The Martha’s Vineyard Airport Commission voted to hire Ann Crook, currently director of aviation for the Elmira Corning Regional Airport in central New York, to assume leadership of the county-owned airport.

The vote came Monday afternoon, following extensive public interviews with three candidates advanced by a search committee of airport commissioners and outside advisors.

Ms. Crook also has experience as the airport director of the Klamath Falls Airport in Oregon, and as director of the Oregon Department of Aviation, a state agency

Ann Crook is currently director of aviation for the Elmira Corning Regional Airport in central New York.

Ms. Crook said in the nine years she headed the Elmira airport, passenger traffic doubled, due mostly to a boom in oil exploration and extraction in the region, beginning in 2008.

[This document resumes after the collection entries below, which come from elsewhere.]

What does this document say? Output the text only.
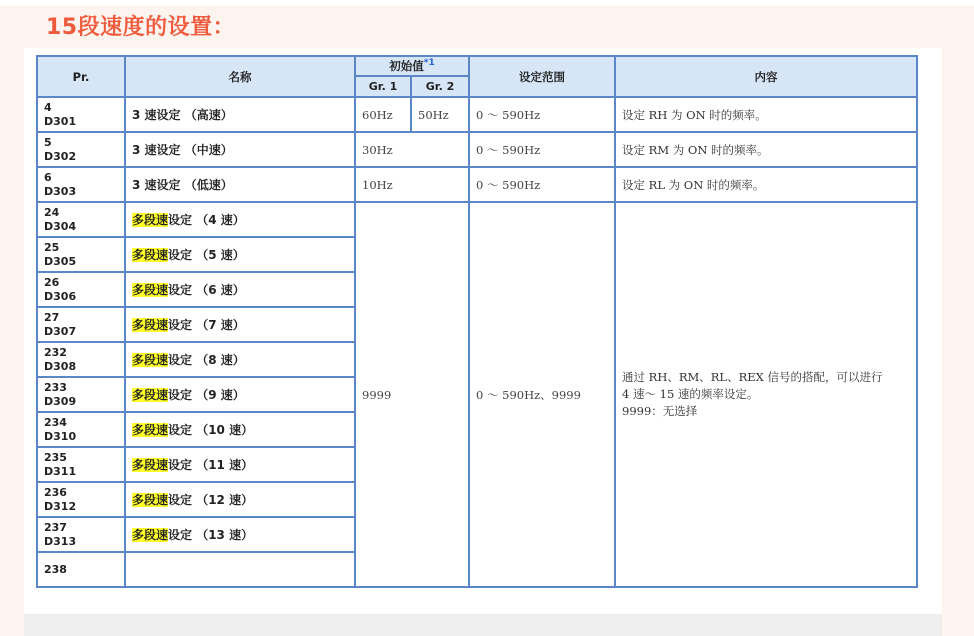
15段速度的设置：
Pr.	名称	初始值$^{*1}$		设定范围	内容
		Gr. 1	Gr. 2		

4
D301	3 速设定 （高速）	60Hz	50Hz	0 ～ 590Hz	设定 RH 为 ON 时的频率。

5
D302	3 速设定 （中速）	30Hz		0 ～ 590Hz	设定 RM 为 ON 时的频率。

6
D303	3 速设定 （低速）	10Hz		0 ～ 590Hz	设定 RL 为 ON 时的频率。

24
D304	多段速设定 （4 速）	9999		0 ～ 590Hz、9999	通过 RH、RM、RL、REX 信号的搭配，可以进行
4 速～ 15 速的频率设定。
9999：无选择

25
D305	多段速设定 （5 速）				

26
D306	多段速设定 （6 速）				

27
D307	多段速设定 （7 速）				

232
D308	多段速设定 （8 速）				

233
D309	多段速设定 （9 速）				

234
D310	多段速设定 （10 速）				

235
D311	多段速设定 （11 速）				

236
D312	多段速设定 （12 速）				

237
D313	多段速设定 （13 速）				

238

“When all the other airports were having a downward trend, we just exploded,” said Ms. Crook in her interview. “If you need someone that’s grown commercial traffic, I can definitely do that. If you need someone to grow general aviation, I can definitely do that.”

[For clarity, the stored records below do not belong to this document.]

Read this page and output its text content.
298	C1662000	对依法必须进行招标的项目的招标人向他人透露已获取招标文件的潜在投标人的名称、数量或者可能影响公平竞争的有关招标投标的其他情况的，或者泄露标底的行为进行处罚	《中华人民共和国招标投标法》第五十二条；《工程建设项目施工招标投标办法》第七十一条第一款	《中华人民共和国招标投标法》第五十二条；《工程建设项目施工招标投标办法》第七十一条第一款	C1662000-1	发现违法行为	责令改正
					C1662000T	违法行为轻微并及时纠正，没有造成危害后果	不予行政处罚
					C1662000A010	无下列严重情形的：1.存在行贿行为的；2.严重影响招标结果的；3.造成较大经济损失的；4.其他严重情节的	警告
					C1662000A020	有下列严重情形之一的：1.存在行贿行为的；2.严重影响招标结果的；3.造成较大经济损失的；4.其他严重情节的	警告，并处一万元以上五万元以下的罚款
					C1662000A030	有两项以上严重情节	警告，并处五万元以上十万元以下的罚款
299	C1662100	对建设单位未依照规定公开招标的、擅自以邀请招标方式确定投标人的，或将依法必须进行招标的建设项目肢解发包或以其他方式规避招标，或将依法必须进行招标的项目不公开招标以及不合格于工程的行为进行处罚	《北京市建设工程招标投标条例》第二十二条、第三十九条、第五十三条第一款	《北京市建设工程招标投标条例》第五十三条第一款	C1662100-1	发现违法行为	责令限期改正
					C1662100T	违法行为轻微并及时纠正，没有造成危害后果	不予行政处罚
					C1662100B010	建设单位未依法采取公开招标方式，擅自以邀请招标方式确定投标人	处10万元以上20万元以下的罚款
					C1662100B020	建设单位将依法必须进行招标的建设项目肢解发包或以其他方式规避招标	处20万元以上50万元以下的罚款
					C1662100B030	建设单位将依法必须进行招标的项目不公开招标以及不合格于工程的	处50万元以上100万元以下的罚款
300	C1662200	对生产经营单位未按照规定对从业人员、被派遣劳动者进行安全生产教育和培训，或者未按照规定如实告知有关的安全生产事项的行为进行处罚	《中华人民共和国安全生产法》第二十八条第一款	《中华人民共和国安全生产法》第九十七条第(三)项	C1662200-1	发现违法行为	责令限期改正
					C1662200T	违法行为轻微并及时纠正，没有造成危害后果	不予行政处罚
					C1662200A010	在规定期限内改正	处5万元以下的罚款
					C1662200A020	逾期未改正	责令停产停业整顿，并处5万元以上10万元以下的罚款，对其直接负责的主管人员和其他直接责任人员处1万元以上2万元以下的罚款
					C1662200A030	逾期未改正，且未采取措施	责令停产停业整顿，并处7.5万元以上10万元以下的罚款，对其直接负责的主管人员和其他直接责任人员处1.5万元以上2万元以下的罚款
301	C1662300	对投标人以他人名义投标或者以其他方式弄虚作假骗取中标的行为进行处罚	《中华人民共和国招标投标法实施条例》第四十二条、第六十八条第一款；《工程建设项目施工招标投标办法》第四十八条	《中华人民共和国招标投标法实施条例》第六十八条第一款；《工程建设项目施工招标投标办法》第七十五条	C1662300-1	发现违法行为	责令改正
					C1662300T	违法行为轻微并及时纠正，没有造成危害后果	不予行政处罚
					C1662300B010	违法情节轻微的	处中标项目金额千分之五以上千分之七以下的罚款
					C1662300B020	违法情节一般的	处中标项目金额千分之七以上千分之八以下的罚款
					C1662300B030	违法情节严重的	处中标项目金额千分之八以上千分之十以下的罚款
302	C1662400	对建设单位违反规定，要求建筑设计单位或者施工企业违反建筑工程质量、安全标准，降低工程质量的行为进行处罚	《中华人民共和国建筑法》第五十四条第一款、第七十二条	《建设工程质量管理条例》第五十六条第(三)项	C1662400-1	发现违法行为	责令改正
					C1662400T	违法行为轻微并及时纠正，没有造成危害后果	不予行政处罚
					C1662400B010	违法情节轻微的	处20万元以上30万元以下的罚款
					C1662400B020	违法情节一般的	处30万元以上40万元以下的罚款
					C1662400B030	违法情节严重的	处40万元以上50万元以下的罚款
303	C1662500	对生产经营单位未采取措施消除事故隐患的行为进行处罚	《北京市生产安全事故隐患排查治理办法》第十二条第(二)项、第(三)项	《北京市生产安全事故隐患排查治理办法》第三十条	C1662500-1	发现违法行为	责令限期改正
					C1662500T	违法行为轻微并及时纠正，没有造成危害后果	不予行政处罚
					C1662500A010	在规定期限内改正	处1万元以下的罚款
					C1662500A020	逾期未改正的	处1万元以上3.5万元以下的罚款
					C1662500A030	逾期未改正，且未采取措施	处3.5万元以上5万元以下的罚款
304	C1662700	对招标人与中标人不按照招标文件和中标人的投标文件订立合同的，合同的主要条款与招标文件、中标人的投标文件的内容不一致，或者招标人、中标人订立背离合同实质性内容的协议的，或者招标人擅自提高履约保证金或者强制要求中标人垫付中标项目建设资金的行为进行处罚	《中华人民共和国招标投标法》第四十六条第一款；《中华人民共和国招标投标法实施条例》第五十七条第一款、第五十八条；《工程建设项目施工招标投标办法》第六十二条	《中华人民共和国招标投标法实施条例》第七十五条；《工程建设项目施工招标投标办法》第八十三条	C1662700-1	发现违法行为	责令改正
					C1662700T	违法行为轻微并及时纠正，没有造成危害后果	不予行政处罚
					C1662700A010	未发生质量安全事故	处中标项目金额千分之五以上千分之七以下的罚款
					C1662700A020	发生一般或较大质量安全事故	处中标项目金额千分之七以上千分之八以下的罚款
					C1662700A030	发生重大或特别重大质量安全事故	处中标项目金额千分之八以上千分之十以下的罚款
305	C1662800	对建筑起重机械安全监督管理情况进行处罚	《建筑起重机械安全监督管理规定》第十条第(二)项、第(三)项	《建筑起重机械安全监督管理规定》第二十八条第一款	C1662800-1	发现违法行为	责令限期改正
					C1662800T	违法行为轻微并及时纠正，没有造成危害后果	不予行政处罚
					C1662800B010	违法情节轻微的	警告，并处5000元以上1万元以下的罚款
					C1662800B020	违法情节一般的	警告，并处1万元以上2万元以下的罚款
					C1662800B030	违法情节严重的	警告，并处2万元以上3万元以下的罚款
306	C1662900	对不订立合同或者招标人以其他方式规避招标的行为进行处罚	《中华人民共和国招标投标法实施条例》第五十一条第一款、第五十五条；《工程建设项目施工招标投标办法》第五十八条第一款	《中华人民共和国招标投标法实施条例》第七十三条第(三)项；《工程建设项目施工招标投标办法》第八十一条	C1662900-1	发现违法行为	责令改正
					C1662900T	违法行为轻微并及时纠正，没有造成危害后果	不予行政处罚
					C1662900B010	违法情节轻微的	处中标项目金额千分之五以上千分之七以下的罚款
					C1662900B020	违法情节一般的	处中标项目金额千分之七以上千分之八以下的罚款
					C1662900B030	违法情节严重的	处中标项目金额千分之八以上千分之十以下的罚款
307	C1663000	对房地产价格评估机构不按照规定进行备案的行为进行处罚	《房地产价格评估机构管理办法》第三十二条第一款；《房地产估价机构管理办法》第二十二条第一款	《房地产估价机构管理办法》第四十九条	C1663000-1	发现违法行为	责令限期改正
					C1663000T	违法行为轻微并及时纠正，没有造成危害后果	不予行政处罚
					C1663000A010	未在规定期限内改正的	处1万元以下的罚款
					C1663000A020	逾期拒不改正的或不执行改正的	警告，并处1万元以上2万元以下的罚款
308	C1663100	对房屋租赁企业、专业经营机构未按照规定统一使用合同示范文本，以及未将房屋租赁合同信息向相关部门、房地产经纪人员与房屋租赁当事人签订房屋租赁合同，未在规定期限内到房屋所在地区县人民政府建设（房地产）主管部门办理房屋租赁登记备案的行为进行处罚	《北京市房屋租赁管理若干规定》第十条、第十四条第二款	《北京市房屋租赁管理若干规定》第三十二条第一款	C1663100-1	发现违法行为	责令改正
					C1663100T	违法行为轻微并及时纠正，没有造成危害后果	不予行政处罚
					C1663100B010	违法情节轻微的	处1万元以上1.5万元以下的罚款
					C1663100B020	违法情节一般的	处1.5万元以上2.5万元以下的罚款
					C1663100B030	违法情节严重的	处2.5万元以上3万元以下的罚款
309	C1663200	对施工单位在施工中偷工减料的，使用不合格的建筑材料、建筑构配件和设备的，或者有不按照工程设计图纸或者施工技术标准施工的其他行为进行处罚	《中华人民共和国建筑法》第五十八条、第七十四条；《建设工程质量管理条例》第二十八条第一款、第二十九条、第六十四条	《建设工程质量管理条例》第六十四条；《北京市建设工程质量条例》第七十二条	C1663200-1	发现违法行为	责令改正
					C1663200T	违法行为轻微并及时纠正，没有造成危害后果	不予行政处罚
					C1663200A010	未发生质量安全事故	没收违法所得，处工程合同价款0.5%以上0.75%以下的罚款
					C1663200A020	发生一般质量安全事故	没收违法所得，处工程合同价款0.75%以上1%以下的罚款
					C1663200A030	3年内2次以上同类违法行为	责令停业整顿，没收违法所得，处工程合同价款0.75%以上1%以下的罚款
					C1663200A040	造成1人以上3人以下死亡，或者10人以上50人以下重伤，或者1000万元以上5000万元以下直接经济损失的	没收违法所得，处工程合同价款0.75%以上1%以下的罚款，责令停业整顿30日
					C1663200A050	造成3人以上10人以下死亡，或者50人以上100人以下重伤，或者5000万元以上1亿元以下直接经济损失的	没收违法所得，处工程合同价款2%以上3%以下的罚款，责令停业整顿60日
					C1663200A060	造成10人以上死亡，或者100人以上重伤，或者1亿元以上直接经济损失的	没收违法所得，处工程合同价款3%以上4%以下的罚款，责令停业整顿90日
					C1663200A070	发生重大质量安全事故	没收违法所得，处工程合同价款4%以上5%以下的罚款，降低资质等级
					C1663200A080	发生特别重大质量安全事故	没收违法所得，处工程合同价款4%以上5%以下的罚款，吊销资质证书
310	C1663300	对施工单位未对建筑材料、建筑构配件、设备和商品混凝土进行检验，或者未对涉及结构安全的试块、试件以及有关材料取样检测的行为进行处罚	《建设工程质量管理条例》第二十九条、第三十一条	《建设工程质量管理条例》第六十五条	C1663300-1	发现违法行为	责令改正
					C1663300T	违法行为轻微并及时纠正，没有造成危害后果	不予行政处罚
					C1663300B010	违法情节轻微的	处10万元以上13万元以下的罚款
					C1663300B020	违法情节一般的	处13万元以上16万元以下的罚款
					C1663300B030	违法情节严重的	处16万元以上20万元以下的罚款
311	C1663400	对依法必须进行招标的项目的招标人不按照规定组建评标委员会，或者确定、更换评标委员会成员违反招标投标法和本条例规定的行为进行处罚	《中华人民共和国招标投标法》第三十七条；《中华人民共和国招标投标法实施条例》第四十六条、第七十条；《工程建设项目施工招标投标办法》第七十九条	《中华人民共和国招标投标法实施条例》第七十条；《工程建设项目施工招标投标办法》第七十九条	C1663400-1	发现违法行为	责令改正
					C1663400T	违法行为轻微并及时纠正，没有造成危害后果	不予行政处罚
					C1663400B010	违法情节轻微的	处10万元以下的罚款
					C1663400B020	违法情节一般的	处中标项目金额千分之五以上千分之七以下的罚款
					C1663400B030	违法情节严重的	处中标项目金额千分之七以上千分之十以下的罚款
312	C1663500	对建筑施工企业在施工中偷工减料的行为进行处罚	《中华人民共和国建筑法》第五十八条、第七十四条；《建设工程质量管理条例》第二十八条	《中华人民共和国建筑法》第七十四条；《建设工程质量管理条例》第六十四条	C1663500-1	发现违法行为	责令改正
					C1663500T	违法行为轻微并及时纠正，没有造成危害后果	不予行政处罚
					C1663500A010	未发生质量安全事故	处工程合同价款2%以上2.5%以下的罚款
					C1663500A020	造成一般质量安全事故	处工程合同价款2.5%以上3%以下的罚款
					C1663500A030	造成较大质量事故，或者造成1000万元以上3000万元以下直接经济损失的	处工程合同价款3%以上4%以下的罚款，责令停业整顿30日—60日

The commission also interviewed Betty Stansbury, airport director of Purdue University Airport in West Lafayette, Ind., and Bill McKown, Jr., a retired U.S. Navy Captain, and most recently executive director of the Terre Haute International Airport in Indiana.

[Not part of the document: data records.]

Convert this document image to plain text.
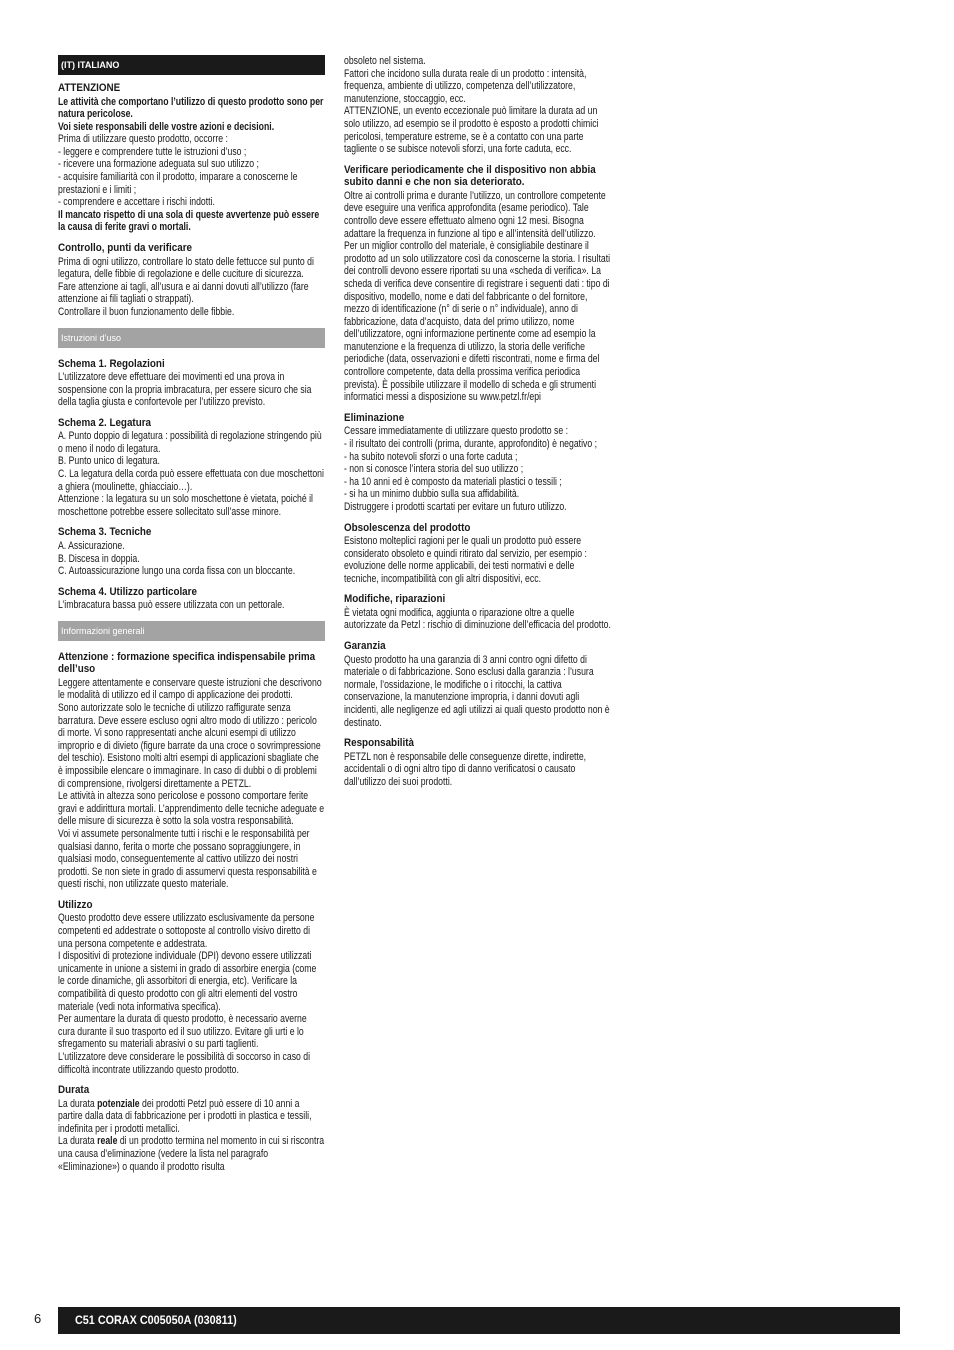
(IT) ITALIANO
ATTENZIONE
Le attività che comportano l’utilizzo di questo prodotto sono per natura pericolose.
Voi siete responsabili delle vostre azioni e decisioni.
Prima di utilizzare questo prodotto, occorre :
- leggere e comprendere tutte le istruzioni d’uso ;
- ricevere una formazione adeguata sul suo utilizzo ;
- acquisire familiarità con il prodotto, imparare a conoscerne le prestazioni e i limiti ;
- comprendere e accettare i rischi indotti.
Il mancato rispetto di una sola di queste avvertenze può essere la causa di ferite gravi o mortali.
Controllo, punti da verificare
Prima di ogni utilizzo, controllare lo stato delle fettucce sul punto di legatura, delle fibbie di regolazione e delle cuciture di sicurezza.
Fare attenzione ai tagli, all’usura e ai danni dovuti all’utilizzo (fare attenzione ai fili tagliati o strappati).
Controllare il buon funzionamento delle fibbie.
Istruzioni d’uso
Schema 1. Regolazioni
L’utilizzatore deve effettuare dei movimenti ed una prova in sospensione con la propria imbracatura, per essere sicuro che sia della taglia giusta e confortevole per l’utilizzo previsto.
Schema 2. Legatura
A. Punto doppio di legatura : possibilità di regolazione stringendo più o meno il nodo di legatura.
B. Punto unico di legatura.
C. La legatura della corda può essere effettuata con due moschettoni a ghiera (moulinette, ghiacciaio…).
Attenzione : la legatura su un solo moschettone è vietata, poiché il moschettone potrebbe essere sollecitato sull’asse minore.
Schema 3. Tecniche
A. Assicurazione.
B. Discesa in doppia.
C. Autoassicurazione lungo una corda fissa con un bloccante.
Schema 4. Utilizzo particolare
L’imbracatura bassa può essere utilizzata con un pettorale.
Informazioni generali
Attenzione : formazione specifica indispensabile prima dell’uso
Leggere attentamente e conservare queste istruzioni che descrivono le modalità di utilizzo ed il campo di applicazione dei prodotti.
Sono autorizzate solo le tecniche di utilizzo raffigurate senza barratura. Deve essere escluso ogni altro modo di utilizzo : pericolo di morte. Vi sono rappresentati anche alcuni esempi di utilizzo improprio e di divieto (figure barrate da una croce o sovrimpressione del teschio). Esistono molti altri esempi di applicazioni sbagliate che è impossibile elencare o immaginare. In caso di dubbi o di problemi di comprensione, rivolgersi direttamente a PETZL.
Le attività in altezza sono pericolose e possono comportare ferite gravi e addirittura mortali. L’apprendimento delle tecniche adeguate e delle misure di sicurezza è sotto la sola vostra responsabilità.
Voi vi assumete personalmente tutti i rischi e le responsabilità per qualsiasi danno, ferita o morte che possano sopraggiungere, in qualsiasi modo, conseguentemente al cattivo utilizzo dei nostri prodotti. Se non siete in grado di assumervi questa responsabilità e questi rischi, non utilizzate questo materiale.
Utilizzo
Questo prodotto deve essere utilizzato esclusivamente da persone competenti ed addestrate o sottoposte al controllo visivo diretto di una persona competente e addestrata.
I dispositivi di protezione individuale (DPI) devono essere utilizzati unicamente in unione a sistemi in grado di assorbire energia (come le corde dinamiche, gli assorbitori di energia, etc). Verificare la compatibilità di questo prodotto con gli altri elementi del vostro materiale (vedi nota informativa specifica).
Per aumentare la durata di questo prodotto, è necessario averne cura durante il suo trasporto ed il suo utilizzo. Evitare gli urti e lo sfregamento su materiali abrasivi o su parti taglienti.
L’utilizzatore deve considerare le possibilità di soccorso in caso di difficoltà incontrate utilizzando questo prodotto.
Durata
La durata potenziale dei prodotti Petzl può essere di 10 anni a partire dalla data di fabbricazione per i prodotti in plastica e tessili, indefinita per i prodotti metallici.
La durata reale di un prodotto termina nel momento in cui si riscontra una causa d’eliminazione (vedere la lista nel paragrafo «Eliminazione») o quando il prodotto risulta
obsoleto nel sistema.
Fattori che incidono sulla durata reale di un prodotto : intensità, frequenza, ambiente di utilizzo, competenza dell’utilizzatore, manutenzione, stoccaggio, ecc.
ATTENZIONE, un evento eccezionale può limitare la durata ad un solo utilizzo, ad esempio se il prodotto è esposto a prodotti chimici pericolosi, temperature estreme, se è a contatto con una parte tagliente o se subisce notevoli sforzi, una forte caduta, ecc.
Verificare periodicamente che il dispositivo non abbia subito danni e che non sia deteriorato.
Oltre ai controlli prima e durante l’utilizzo, un controllore competente deve eseguire una verifica approfondita (esame periodico). Tale controllo deve essere effettuato almeno ogni 12 mesi. Bisogna adattare la frequenza in funzione al tipo e all’intensità dell’utilizzo. Per un miglior controllo del materiale, è consigliabile destinare il prodotto ad un solo utilizzatore così da conoscerne la storia. I risultati dei controlli devono essere riportati su una «scheda di verifica». La scheda di verifica deve consentire di registrare i seguenti dati : tipo di dispositivo, modello, nome e dati del fabbricante o del fornitore, mezzo di identificazione (n° di serie o n° individuale), anno di fabbricazione, data d’acquisto, data del primo utilizzo, nome dell’utilizzatore, ogni informazione pertinente come ad esempio la manutenzione e la frequenza di utilizzo, la storia delle verifiche periodiche (data, osservazioni e difetti riscontrati, nome e firma del controllore competente, data della prossima verifica periodica prevista). È possibile utilizzare il modello di scheda e gli strumenti informatici messi a disposizione su www.petzl.fr/epi
Eliminazione
Cessare immediatamente di utilizzare questo prodotto se :
- il risultato dei controlli (prima, durante, approfondito) è negativo ;
- ha subito notevoli sforzi o una forte caduta ;
- non si conosce l’intera storia del suo utilizzo ;
- ha 10 anni ed è composto da materiali plastici o tessili ;
- si ha un minimo dubbio sulla sua affidabilità.
Distruggere i prodotti scartati per evitare un futuro utilizzo.
Obsolescenza del prodotto
Esistono molteplici ragioni per le quali un prodotto può essere considerato obsoleto e quindi ritirato dal servizio, per esempio : evoluzione delle norme applicabili, dei testi normativi e delle tecniche, incompatibilità con gli altri dispositivi, ecc.
Modifiche, riparazioni
È vietata ogni modifica, aggiunta o riparazione oltre a quelle autorizzate da Petzl : rischio di diminuzione dell’efficacia del prodotto.
Garanzia
Questo prodotto ha una garanzia di 3 anni contro ogni difetto di materiale o di fabbricazione. Sono esclusi dalla garanzia : l’usura normale, l’ossidazione, le modifiche o i ritocchi, la cattiva conservazione, la manutenzione impropria, i danni dovuti agli incidenti, alle negligenze ed agli utilizzi ai quali questo prodotto non è destinato.
Responsabilità
PETZL non è responsabile delle conseguenze dirette, indirette, accidentali o di ogni altro tipo di danno verificatosi o causato dall’utilizzo dei suoi prodotti.
6	C51 CORAX C005050A (030811)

Each candidate was asked a series of identical questions in wide ranging interviews of about one hour each. Following the interviews, commission chairman Myron Garfinkle asked for a straw poll and passed out ballots to each commissioner. They indicated their first and second choice, and signed their names. The results of that straw poll were six votes in favor of Ms. Crook, and one for Ms. Stansbury. Mr. Garfinkle declined to make public who voted for whom in the straw poll.

In the vote that followed, all seven commissioners voted for Ms. Crook.

The airport commission appointed a search committee, led by vice-chairman Robert Rosenbaum, to find a manager shortly after the negotiated resignation of former manager Sean Flynn in December 2015. The commission engaged ADK Consulting and Executive Search, a Florida firm that specializes in finding executives for airports and aviation companies.

A total of 37 people applied for the position. The search committee narrowed the field to 10 candidates, and invited three of them to Martha’s Vineyard for Monday’s interviews.

The commission paid $30,000 to ADK for the executive search. The commission also paid the cost of flying the candidates to and from the Island, their hotel rooms and hosting them for Island tours and hospitality.

“We’re running a $4 million business,” said Mr. Rosenbaum. “It’s an investment.”